Worked with Elon Musk at Tesla before heading up Swedish EV battery maker
Northvolt AB chief executive Peter Carlsson is stepping down as the Swedish battery maker embarks on a restructuring under bankruptcy court protection.
Carlsson, a co-founder of Northvolt, has led the electric-vehicle supplier since its inception in 2016. He raised billions of dollars in debt and equity with a promise to be a pioneer in European battery production.
Under Carlsson, Northvolt spent freely and expanded rapidly to create the scale he saw as necessary to compete with established battery cell manufacturers in China and Korea. It built its main plant in Skelleftea, Sweden, near the Arctic Circle and established outposts in Germany, the U.S., and Canada.
The company, once a candidate for an initial public offering valued at US$20 billion, received about US$10 billion in debt and equity funding.
But it found itself in a fast-moving liquidity crisis in the autumn, after it failed to ramp up production at its main factory. Slowing growth for electric vehicle demand led customers to recalibrate the need for batteries.
Northvolt quickly retrenched and began negotiating with owners, lenders and customers on a rescue package. Volkswagen AG, the company’s biggest investor and top customer through its Scania truck unit, told Carlsson it couldn’t continue providing capital, he said.

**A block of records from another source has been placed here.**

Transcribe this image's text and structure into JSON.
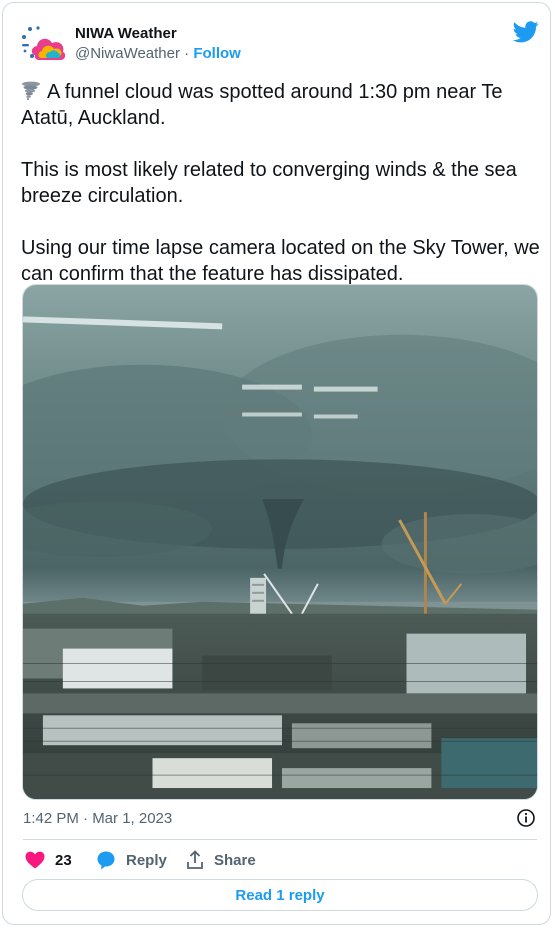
{
  "tweet": {
    "author_name": "NIWA Weather",
    "handle": "@NiwaWeather",
    "separator": "·",
    "follow_label": "Follow",
    "paragraphs": [
      "A funnel cloud was spotted around 1:30 pm near Te Atatū, Auckland.",
      "This is most likely related to converging winds & the sea breeze circulation.",
      "Using our time lapse camera located on the Sky Tower, we can confirm that the feature has dissipated."
    ],
    "timestamp": "1:42 PM · Mar 1, 2023"
  },
  "actions": {
    "like_count": "23",
    "reply_label": "Reply",
    "share_label": "Share",
    "read_replies_label": "Read 1 reply"
  },
  "icons": {
    "avatar": "niwa-logo-icon",
    "twitter": "twitter-bird-icon",
    "tornado": "tornado-emoji-icon",
    "info": "info-icon",
    "heart": "heart-icon",
    "reply": "speech-bubble-icon",
    "share": "share-upload-icon"
  },
  "colors": {
    "accent": "#1d9bf0",
    "like": "#f91880",
    "text": "#0f1419",
    "muted": "#536471",
    "border": "#cfd9de"
  }
}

In its filing on Thursday, the company said its cash had dwindled to about US$30 million — enough for one week of operations — while debt topped US$5.8 billion.
Battery evangelist
Carlsson became an immediate media darling after he was recruited to the project by green-tech investors Carl-Erik Lagercrantz and Harald Mix early on. Prior to Northvolt, Carlsson had spent four years working closely with Elon Musk as head of Tesla Inc.’s supply chain.
His popularity and visibility in the media plunged over the past year, following a series of reports on the company’s struggles to set up functioning production and stop the financial bleeding. The company recently replaced the boss of its main plant and shelved an expansion there, putting the unit overseeing the project into bankruptcy.
Among the company’s major challenges to pull off a successful restructuring is to find a financial or strategic partner.
“I should have probably pulled the brake earlier on some of the expansion paths in order to make sure that the core engine was moving according to plan,” Carlsson said.